Playing through Chopin’s B minor Waltz with its sighing motif (Video commentary)
Last night I sat myself down at my imperfectly regulated Steinway M grand and managed to sigh several times through torrents of phrases crafted by design and inspiration to tug at the heartstrings.
And in the video below, I journeyed in baby steps through this intensely emotional landscape pinpointing how I could flesh out the SIGHs that spill from recurrent tied notes in Chopin’s somber Waltz in B Minor, Op. 69, No.2. (The singing tone–molto cantabile-is intrinsic to this music)
It seemed natural to draw a comparison to the violin in the execution of such repetitive figures. If I had a bow in my hand I would delay entry into the string and follow through with a deliberate broadening of the tone. (I spent six years of my life studying violin noting its carryover to the keyboard)
No doubt it’s easier to draw a slow bow than to translate this effect to the piano, but a pianist can accomplish the same by entering a note from below using a dipping wrist.
The permeating tied notes that seek relief in a curve down, dissipating motion flow into a contrasting middle section in D Major, marked con anime, with animation. Here the notes are lifted and configured in groups of three leading to a longer note.
To realize the vibrancy and unique character of the dotted-quarters springing from the shorter eighths, still another delayed entry into these longer ones is suggested. But just as conspicuous is the circular motion of the phrases that move the composition along. To best flesh out these shapes, I enlist the right elbow to swing in and out in counter-clockwise movement.
In measures where there is a sudden note-wise build-up in passion and intensity (forte outpourings, along with a staccato, or PORTATO) I find that broadening these streams of notes thwarts a tendency to crowd them. And allied to this more relaxed, freedom of expression is a tasteful application of rubato.
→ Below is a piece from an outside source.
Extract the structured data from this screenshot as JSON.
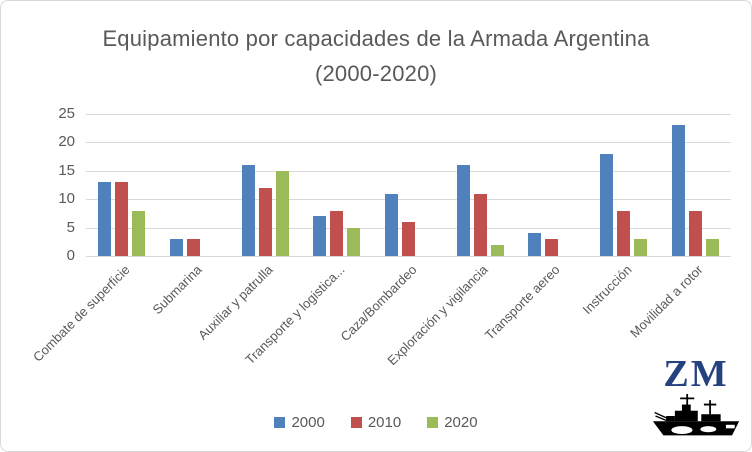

A second interlude in the B minor Nocturne utilizes the Parallel B Major key, giving the composition a lift. But no sooner than our emotions are plied, we are pulled back to the somber opening theme with its elaboration that closes the composition in sighing despair.
I consider this Waltz a favorite of mine and dote upon Artur Rubenstein’s reading on You Tube. His performance has a disarming simplicity, framed in a relaxed tempo. In all, the master takes about 4 minutes to weave his poetry with the grace and beauty he’s known for.